来季以降のルール改正や世界選手権の開催地選定など議題は多岐にわたります。中でも特に印象に残ったのが、昨季から始まったアルペンスキーW杯のネット配信についての議論です。競技普及などを目的にIPCが資金を出して、全レースをユーチューブで中継するようになりました。

日本選手の欧州でのレースも、日本にいながら見ることができます。私もライブ配信を楽しみに見ていました。画面に選手名やタイムが表示され、実況もあるのでテレビ中継と変わりません。1本目と2本目のレースの合間には、現地の選手とラインでやりとりもして、スポーツの新しい楽しみ方だと喜んでいました。
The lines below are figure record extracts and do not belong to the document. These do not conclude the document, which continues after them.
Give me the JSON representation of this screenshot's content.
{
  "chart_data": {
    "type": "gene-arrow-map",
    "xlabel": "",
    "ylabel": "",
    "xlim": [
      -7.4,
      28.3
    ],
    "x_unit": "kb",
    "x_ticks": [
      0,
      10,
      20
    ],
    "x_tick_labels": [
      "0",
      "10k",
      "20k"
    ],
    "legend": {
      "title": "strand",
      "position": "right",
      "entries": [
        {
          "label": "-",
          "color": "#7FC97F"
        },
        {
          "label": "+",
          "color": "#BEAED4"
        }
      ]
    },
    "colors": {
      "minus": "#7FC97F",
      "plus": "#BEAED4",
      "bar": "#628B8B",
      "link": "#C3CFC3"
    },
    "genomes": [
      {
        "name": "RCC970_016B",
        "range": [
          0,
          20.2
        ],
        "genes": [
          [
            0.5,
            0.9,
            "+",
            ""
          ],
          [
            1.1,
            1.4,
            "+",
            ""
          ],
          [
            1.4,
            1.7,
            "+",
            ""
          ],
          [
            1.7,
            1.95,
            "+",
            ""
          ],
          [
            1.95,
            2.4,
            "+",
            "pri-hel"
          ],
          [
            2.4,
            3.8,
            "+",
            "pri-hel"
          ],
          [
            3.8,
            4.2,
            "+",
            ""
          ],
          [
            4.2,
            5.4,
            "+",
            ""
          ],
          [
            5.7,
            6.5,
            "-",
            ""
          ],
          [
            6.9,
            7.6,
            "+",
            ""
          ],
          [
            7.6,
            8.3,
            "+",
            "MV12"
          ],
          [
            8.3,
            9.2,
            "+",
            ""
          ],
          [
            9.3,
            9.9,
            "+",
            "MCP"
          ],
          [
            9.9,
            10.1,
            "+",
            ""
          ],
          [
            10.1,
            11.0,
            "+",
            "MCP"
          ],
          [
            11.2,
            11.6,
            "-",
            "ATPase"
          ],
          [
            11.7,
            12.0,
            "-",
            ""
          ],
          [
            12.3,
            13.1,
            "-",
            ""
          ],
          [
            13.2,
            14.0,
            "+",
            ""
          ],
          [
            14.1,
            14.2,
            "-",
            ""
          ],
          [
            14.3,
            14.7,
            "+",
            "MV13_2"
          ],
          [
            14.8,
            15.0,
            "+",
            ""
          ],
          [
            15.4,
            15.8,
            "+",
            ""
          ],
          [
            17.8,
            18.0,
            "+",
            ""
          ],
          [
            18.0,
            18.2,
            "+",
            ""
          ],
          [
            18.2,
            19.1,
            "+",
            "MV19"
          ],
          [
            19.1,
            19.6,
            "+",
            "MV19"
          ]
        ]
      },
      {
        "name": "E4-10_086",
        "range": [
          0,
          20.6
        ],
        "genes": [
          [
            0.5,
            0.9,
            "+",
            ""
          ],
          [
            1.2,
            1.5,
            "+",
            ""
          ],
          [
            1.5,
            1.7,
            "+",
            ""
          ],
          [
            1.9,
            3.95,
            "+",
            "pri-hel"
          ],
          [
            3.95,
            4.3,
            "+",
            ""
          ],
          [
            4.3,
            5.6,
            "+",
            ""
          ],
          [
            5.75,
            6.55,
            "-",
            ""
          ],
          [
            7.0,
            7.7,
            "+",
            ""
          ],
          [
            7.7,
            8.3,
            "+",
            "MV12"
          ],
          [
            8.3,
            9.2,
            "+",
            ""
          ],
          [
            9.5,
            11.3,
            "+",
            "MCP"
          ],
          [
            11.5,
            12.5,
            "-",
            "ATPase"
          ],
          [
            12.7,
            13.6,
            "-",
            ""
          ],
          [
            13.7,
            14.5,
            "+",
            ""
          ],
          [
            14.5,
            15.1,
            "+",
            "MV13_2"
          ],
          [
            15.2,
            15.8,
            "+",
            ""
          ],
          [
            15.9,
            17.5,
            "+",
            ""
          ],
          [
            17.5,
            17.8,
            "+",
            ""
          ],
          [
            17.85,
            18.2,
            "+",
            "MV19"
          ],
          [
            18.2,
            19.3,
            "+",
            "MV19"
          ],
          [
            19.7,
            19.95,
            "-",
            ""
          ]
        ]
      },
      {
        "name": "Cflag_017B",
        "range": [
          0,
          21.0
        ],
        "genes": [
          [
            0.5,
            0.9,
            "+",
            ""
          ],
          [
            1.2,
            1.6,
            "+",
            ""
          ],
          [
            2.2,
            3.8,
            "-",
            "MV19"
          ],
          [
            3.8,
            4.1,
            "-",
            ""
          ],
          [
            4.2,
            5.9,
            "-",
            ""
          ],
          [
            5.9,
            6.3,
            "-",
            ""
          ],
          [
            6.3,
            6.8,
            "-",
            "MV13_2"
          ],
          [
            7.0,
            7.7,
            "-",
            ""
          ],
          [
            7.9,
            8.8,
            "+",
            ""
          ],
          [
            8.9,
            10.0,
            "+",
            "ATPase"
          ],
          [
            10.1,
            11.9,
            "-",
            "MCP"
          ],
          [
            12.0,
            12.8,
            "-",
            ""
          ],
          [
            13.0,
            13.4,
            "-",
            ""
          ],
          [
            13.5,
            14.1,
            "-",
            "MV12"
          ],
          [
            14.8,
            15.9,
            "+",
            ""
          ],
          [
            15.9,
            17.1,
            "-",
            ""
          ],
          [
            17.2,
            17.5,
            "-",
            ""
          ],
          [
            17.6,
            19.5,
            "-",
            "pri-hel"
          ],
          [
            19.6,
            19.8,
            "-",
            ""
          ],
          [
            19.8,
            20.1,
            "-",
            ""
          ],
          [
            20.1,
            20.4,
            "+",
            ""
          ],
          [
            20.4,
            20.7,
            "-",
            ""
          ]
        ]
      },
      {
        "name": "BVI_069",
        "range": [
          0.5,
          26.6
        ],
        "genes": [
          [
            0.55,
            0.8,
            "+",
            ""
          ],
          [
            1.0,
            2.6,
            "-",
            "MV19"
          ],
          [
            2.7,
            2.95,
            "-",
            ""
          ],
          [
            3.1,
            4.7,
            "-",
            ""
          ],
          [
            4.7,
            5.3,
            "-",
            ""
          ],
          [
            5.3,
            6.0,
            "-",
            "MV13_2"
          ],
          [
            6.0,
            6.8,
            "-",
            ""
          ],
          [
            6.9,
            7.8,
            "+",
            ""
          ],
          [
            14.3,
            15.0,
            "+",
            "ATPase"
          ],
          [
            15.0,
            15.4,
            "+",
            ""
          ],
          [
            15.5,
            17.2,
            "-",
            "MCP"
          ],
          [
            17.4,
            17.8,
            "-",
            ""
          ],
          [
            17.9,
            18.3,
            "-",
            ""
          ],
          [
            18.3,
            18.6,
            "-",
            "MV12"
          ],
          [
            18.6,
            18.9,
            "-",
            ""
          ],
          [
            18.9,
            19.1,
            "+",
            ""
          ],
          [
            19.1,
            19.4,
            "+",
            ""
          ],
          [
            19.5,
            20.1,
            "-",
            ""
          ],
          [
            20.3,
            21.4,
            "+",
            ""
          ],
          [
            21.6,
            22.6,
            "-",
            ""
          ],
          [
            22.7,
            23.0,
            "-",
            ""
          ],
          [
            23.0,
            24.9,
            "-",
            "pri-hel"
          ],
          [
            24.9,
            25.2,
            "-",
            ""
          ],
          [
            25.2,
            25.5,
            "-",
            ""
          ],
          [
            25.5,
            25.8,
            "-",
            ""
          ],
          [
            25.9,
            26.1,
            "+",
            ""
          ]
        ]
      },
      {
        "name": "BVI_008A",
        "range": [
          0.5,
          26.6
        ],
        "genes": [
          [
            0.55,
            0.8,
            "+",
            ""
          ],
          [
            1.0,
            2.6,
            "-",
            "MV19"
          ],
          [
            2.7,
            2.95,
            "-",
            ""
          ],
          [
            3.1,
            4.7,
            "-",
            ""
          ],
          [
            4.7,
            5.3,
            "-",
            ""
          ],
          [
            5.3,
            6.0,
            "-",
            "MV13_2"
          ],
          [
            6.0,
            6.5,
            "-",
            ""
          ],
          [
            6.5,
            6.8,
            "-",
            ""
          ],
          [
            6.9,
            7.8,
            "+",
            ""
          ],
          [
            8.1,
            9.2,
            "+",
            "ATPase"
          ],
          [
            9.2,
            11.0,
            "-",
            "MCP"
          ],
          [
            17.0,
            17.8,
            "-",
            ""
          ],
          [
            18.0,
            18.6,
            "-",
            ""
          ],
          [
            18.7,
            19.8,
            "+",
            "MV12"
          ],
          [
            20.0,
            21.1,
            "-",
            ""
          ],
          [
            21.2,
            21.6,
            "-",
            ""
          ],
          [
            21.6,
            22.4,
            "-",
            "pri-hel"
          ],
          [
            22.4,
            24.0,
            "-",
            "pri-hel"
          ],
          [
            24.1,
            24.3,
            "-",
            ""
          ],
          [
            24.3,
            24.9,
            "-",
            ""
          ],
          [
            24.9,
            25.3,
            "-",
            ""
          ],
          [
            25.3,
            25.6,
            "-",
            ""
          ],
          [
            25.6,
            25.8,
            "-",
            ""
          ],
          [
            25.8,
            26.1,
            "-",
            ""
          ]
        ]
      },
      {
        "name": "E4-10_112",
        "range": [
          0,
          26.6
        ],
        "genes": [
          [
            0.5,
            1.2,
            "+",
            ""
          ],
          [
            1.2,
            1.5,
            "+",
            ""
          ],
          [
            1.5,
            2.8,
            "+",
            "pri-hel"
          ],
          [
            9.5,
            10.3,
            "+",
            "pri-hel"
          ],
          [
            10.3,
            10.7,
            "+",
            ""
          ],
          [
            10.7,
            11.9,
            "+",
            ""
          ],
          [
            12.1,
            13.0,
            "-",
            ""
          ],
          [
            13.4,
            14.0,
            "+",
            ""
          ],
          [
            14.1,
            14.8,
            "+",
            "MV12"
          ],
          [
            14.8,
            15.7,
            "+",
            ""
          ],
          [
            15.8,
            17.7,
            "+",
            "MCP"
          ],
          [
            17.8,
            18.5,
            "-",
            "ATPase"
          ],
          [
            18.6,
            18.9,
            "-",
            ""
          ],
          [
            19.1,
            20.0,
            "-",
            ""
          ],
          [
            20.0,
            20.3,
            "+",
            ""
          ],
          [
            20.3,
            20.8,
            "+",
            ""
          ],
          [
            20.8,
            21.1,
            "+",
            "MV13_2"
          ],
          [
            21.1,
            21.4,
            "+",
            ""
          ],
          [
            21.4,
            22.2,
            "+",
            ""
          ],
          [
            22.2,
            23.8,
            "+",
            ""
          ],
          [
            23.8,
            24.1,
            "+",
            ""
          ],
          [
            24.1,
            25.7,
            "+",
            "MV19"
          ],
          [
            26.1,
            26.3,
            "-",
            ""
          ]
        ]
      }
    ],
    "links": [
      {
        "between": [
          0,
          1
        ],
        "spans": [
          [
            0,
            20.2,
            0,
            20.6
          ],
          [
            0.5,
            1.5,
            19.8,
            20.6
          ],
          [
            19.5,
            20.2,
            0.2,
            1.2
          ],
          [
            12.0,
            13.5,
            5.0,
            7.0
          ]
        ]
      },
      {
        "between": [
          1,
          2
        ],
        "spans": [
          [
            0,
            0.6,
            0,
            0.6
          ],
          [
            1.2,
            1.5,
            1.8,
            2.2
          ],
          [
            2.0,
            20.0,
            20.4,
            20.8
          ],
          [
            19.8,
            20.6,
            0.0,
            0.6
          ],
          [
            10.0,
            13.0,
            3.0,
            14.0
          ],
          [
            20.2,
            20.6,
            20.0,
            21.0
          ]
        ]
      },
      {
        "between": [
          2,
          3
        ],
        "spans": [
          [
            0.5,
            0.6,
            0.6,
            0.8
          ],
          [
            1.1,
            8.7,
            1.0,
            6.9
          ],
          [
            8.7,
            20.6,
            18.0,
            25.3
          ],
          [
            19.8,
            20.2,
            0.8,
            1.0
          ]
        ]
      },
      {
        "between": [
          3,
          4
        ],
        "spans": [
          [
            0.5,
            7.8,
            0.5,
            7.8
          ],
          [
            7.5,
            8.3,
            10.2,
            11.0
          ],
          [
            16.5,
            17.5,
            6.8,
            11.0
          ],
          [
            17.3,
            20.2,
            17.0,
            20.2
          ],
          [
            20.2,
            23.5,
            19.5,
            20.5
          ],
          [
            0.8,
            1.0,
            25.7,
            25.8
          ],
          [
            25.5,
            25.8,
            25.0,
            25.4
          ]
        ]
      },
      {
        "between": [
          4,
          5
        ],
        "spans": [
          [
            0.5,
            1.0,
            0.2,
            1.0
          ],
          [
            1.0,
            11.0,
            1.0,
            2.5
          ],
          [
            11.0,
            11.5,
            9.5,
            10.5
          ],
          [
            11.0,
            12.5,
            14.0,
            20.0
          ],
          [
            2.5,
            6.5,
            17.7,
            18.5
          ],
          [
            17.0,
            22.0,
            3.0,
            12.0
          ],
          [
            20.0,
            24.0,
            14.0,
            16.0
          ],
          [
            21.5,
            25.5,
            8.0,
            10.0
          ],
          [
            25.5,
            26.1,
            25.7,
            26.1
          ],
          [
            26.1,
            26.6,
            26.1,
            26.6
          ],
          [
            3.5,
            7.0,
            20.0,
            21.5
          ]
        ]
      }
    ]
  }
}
ところが、会議ではコーチや選手から不満が続出しました。中継の影響でスタート間隔が長くなったり、各カテゴリー終了後のコース整備時間に選手インタビューを行うため、スタートを遅らせるなど、試合時間が長引いたことで「配信はハイライトだけでいい」などの意見が噴出したのです。

白熱した議論を聞きながら、私はパラスポーツは今まさに過渡期にあるのだと思いました。スポーツには「する」「見る」「支える」などいろんな視点があります。確かに選手の意向は尊重されるべきですが、一方で多くの人に見てもらえる工夫をしなければ、スポーツとして成熟できません。試合方式などで試行錯誤しながら大きくなったJリーグを思い出しました。

立場が違うので意見が対立したり、混乱もします。でもそれは、より楽しめるコンテンツへ成長していくための、避けて通れない過程だと思います。そのためには運営側と参加チームがコミュニケーションを密にして、議論を重ねながら、課題を解決していくしかありません。

今回の会議でもう1つ感じたことがあります。日本では競技のルールを学び、それに従うことがスポーツだと教えられます。でも、そのルールは、選手や見る人、支える人などさまざまな立場の人たちの状況や要望を加味し、また妥協もしながら、みんなでつくるものなのです。そんなスポーツの原点も見ることができた。連休返上で弾丸出張したかいがありました。

◆大日方邦子(おびなた・くにこ)アルペンスキーでパラリンピック5大会連続出場し、10個のメダルを獲得(金2、銀3、銅5)。10年引退。現在は日本パラリンピアンズ協会副会長で、平昌パラリンピック日本選手団長を務めた。電通パブリックリレーションズ勤務。47歳。